Mariculture Is Incentive to Boost Aquaculture Economy Across
If we started farming fish in all the suitable offshore habitat available globally, we could technically produce 100 times our current seafood needs, a new study reveals. Writing in Nature Ecology and Evolution, a group of researchers makes the case that this form of food production has the potential to solve some of our most pressing food security challenges, and to take the pressure off wild fisheries, too.
Fish and bivalve farming–called aquaculture–has gained attention in recent years as one possible way to secure enough protein for the planet’s burgeoning population. “Oceans represent an immense opportunity for food production, yet the open ocean environment is largely untapped as a farming resource,” the University of California, Santa Barbara-led researchers write in their paper. Theirs is the first study to put an estimate on that untapped potential.

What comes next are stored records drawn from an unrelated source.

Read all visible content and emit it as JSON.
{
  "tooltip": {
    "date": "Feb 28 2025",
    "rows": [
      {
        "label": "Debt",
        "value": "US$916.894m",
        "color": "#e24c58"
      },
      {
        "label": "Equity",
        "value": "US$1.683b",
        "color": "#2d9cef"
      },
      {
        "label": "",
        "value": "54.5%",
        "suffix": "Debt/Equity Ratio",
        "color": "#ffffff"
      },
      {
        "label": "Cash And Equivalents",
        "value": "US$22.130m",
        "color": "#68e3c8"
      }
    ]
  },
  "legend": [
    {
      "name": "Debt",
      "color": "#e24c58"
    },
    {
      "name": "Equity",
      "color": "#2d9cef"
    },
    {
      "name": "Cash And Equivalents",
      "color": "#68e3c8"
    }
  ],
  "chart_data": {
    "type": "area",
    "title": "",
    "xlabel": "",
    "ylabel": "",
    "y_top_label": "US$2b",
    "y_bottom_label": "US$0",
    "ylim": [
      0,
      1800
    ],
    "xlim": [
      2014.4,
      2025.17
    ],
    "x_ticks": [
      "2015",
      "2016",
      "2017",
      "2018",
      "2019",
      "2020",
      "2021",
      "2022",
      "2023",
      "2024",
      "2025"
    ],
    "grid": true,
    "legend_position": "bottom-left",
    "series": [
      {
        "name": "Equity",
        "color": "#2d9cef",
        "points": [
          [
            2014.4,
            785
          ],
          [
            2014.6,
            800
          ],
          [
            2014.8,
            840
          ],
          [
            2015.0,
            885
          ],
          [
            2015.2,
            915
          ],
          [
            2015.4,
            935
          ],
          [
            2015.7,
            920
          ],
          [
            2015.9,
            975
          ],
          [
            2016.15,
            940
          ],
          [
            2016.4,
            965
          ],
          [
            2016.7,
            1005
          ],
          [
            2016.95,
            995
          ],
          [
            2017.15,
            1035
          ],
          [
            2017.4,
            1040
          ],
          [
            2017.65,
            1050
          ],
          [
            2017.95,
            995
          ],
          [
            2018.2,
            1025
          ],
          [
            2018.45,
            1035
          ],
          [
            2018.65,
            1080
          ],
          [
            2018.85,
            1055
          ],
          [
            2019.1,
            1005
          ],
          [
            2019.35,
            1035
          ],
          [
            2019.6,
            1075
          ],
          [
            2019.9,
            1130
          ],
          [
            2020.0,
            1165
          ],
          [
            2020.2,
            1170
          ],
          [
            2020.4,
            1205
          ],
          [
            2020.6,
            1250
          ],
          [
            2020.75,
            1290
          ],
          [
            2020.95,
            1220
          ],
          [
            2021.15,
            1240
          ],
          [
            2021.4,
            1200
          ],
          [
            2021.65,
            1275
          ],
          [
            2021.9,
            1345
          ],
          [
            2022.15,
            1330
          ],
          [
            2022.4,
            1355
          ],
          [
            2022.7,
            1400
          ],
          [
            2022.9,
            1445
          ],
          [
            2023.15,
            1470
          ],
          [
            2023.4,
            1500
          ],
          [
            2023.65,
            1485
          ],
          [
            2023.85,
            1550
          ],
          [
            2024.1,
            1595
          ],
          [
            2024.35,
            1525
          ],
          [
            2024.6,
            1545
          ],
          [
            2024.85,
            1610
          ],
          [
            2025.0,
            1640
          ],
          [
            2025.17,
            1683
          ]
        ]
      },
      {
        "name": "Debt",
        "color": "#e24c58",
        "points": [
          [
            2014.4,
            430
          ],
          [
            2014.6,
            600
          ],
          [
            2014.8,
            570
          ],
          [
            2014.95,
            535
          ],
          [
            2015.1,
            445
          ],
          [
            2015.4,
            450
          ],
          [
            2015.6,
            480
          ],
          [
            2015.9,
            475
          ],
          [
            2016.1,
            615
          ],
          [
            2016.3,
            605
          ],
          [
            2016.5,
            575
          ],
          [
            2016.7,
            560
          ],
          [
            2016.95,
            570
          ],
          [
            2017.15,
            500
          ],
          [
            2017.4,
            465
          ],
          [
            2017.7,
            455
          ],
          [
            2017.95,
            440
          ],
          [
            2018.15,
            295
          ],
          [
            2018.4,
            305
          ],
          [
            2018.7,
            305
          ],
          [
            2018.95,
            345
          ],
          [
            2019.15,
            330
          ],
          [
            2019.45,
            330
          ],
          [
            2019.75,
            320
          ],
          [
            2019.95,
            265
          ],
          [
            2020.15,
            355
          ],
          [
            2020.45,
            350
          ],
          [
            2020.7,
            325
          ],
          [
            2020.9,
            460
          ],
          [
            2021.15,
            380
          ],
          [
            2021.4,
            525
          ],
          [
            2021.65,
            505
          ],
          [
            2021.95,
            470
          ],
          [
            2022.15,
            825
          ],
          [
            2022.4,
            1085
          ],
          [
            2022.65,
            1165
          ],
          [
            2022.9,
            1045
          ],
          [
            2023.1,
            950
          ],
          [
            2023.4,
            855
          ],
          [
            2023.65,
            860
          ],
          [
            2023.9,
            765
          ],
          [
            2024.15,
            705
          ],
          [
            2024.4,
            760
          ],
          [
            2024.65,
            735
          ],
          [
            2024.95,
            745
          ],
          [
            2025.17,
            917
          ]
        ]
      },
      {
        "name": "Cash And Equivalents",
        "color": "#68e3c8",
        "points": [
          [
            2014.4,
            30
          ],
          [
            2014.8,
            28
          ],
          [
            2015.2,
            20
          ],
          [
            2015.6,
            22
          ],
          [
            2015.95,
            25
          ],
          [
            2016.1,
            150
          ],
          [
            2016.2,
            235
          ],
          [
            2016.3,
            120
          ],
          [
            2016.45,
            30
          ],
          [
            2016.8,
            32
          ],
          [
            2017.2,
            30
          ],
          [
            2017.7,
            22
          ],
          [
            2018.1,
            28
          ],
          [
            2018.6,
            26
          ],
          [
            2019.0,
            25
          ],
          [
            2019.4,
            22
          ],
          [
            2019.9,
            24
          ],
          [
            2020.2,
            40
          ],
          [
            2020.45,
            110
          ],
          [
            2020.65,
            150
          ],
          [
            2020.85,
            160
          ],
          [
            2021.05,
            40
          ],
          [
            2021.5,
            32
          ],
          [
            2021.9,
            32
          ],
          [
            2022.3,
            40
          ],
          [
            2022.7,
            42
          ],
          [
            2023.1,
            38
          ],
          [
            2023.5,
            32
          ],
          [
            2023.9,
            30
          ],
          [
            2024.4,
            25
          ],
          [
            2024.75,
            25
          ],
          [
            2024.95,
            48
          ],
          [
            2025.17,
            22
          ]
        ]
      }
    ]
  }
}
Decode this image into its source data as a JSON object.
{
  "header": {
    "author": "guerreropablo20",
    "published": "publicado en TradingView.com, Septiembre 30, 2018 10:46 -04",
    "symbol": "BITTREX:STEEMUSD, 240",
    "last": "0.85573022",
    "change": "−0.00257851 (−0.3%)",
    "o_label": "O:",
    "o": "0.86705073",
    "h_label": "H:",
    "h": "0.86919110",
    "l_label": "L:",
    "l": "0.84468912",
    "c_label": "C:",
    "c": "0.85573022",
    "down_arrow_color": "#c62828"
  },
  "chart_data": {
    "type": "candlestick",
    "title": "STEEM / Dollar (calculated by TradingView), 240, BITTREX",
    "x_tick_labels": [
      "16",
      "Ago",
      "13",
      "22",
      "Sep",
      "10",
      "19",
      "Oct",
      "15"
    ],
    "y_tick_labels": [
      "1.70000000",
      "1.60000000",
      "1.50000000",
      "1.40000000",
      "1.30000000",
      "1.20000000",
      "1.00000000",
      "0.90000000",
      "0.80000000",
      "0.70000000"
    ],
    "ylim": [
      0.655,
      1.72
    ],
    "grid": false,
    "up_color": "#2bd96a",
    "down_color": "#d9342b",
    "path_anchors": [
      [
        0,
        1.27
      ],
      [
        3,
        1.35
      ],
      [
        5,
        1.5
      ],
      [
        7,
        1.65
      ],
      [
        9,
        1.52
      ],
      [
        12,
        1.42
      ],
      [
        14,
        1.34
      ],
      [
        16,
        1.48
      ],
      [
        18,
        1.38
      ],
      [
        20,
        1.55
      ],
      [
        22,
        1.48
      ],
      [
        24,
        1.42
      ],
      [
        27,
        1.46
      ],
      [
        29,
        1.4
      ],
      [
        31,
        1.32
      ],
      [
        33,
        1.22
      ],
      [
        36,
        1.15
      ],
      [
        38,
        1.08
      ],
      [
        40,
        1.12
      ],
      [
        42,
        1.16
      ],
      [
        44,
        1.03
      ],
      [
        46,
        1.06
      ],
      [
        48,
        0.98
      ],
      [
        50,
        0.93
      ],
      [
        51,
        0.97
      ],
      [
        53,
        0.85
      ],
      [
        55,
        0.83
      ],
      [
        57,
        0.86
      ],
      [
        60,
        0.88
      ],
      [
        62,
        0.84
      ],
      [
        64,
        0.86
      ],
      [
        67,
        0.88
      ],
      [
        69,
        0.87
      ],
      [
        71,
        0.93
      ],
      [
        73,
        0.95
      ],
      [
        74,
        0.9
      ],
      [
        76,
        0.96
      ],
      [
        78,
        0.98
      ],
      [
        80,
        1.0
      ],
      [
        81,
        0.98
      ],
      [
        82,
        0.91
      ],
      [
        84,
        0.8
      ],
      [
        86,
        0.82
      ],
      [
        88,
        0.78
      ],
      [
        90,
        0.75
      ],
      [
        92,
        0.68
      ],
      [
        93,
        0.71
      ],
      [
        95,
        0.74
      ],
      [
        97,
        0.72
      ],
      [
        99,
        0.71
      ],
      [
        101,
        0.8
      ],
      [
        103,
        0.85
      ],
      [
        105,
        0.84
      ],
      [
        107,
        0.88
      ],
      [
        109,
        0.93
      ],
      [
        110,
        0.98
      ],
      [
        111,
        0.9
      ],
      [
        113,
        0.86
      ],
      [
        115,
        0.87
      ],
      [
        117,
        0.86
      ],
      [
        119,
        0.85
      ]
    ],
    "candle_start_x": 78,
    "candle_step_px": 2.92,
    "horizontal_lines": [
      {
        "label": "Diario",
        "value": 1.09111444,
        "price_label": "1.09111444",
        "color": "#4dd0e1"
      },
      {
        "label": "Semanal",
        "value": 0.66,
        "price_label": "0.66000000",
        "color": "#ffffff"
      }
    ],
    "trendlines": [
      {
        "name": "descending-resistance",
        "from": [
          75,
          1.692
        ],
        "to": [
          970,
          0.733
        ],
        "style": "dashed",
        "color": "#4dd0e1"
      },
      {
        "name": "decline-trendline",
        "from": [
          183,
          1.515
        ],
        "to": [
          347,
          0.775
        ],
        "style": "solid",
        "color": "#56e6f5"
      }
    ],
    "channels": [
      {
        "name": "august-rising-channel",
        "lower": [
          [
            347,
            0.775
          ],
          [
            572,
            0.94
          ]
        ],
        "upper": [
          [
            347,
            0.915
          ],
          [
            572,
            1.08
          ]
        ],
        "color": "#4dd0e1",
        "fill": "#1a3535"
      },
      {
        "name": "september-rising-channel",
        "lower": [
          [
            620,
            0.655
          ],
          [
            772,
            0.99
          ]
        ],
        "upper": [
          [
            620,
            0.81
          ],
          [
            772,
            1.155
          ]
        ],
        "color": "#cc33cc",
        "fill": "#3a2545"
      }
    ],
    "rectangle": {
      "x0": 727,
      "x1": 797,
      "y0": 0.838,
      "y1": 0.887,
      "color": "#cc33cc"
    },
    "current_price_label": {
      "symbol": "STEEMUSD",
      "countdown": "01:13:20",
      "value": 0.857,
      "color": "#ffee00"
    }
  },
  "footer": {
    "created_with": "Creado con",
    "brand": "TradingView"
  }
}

To do so, first they selected 180 consumable species of finfish and bivalves like oysters and molluscs. Then they chose suitable aquaculture habitat based on the conditions those species require to thrive, such as depth and water temperature. Next, the researchers eliminated other types of unsuitable habitat for fish farming–like areas dedicated to marine reserves, high-traffic shipping zones, and waters deeper than 200 metres, where it would be too costly to anchor fish farms.
Through this process of elimination, there should be almost 13 million square kilometres of suitable open-ocean habitat globally available for fish and bivalve farming. Together, these productive waters could produce about 15 billion tons of seafood each year, surpassing our current-day seafood needs 100-fold. The study also found that every coastal country on earth is capable of meeting its domestic seafood needs by using just a small percentage of its coastal waters to farm fish–which could ensure food security and also reduce the reliance on imports. If just one percent of the Indonesian coastline was reserved for aquaculture, for instance, it could produce 24 million tons of fish a year, more than enough to satisfy the national appetite for seafood.
Farming fish on this scale could also take the strain off wild fisheries, which are threatened by climate change–and are also the cause of stock declines through overfishing. Aquaculture isn’t necessarily a fault-free solution, however: fish farms have developed a negative reputation in recent decades for causing largescale nutrient pollution and the spread of diseases and parasites from farmed to wild fish. With this in mind, the researchers caution that aquaculture development would need to be closely aligned with policies and practices that protect the environment. Fish farming is now the fastest-growing food sector; it’s important to consider how to take its progress forward sustainably to limit the considerable environmental risks, they say.
In Nigeria as well as other Africa countries, mariculture may be something that looks like Golliat, that is to individuals who see it as a giant investment or project. This is no big deal if there is governmental interest, there can’t be governmental interest if there is no confidence expressed by concerned sectors.